**RE: Dewpoints and elevation**

Yes, lower dewpoints are generally necessary for convection at higher elevations. The easiest way to explain why is to look to the definitions of potential temperature (theta) and equivalent potential temperature (theta-E). First, theta: Theta, measured in degrees (usually Kelvin, K = degrees C + 273), is the temperature that a parcel at a given altitude would have if the latent heat of condensation and freezing were released. Theta is a function of both temperature and dewpoint, and it is always higher then the air temperature. Higher dewpoints = higher theta. Specifically, theta is calculated by lifting a parcel dry-adiabatically to the condensation level (LCL), and then moist-adiabatically up to a high elevation, thereby releasing virtually all of the latent heat. It is then brought dry-adiabatically back down to the original level.

Now, theta-E, also measured in degrees K. This is calculated similarly to theta, however the parcel is now brought down to 1000 mb instead of to the original elevation.

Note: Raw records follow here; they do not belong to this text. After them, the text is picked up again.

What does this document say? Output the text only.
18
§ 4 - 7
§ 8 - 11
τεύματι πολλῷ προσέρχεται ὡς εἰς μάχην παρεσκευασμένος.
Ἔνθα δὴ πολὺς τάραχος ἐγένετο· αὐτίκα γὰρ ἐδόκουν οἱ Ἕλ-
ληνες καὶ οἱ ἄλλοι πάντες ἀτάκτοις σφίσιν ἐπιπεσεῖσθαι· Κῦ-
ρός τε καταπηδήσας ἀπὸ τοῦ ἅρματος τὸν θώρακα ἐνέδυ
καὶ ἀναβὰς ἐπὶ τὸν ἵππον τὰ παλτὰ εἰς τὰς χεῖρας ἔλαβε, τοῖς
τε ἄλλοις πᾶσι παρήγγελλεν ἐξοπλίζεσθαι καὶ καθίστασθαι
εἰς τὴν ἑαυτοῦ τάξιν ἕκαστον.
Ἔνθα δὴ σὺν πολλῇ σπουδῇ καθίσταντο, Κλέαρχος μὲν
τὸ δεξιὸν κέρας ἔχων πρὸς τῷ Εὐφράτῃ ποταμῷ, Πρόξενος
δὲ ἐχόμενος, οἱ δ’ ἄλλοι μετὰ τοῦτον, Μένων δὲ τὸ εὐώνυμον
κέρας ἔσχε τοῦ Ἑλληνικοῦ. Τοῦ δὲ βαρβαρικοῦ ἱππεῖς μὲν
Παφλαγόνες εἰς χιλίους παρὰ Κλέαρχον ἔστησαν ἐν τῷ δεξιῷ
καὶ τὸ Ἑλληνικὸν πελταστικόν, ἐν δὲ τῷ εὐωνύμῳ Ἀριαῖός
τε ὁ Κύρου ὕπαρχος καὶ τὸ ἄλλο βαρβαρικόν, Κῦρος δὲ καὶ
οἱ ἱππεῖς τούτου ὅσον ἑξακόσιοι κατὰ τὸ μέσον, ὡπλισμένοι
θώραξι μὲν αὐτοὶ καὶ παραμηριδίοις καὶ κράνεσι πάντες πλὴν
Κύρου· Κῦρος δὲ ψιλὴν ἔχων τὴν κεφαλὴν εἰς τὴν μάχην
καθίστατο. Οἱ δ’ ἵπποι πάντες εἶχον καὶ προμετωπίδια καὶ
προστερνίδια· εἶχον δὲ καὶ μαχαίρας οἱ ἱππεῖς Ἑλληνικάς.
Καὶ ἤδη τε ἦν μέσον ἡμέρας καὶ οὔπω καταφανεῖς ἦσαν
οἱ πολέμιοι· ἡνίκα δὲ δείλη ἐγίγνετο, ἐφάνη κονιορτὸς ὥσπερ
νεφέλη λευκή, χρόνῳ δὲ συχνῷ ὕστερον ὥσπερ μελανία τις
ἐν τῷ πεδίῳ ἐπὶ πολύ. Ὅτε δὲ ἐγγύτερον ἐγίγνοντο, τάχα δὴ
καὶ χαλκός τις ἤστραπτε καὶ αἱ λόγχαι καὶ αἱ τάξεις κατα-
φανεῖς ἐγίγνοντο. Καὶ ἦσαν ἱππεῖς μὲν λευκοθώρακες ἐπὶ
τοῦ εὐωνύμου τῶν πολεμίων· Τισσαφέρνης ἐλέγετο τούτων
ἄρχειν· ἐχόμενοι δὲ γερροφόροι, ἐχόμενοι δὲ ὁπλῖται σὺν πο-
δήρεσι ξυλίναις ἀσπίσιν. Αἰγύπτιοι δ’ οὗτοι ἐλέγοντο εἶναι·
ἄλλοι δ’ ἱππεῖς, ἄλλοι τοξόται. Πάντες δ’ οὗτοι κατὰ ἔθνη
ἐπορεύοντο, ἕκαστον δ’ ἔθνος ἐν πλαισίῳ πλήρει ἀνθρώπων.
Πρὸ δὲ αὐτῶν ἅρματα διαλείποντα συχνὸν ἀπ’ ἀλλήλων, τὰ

In this way, we have a measure of temperature that takes into account both moisture AND elevation. To get to the punch line, less moisture is required at higher elevations for a given amount of instability because the pressure from which the parcel originates from is lower therefore more latent heat can be released. Higher dewpoints and/or higher elevation = higher theta-E = more heat available for instability.

Theta-E is available on model output charts (Eta/NAM, GFS, RUC, SPC meso-analysis, etc).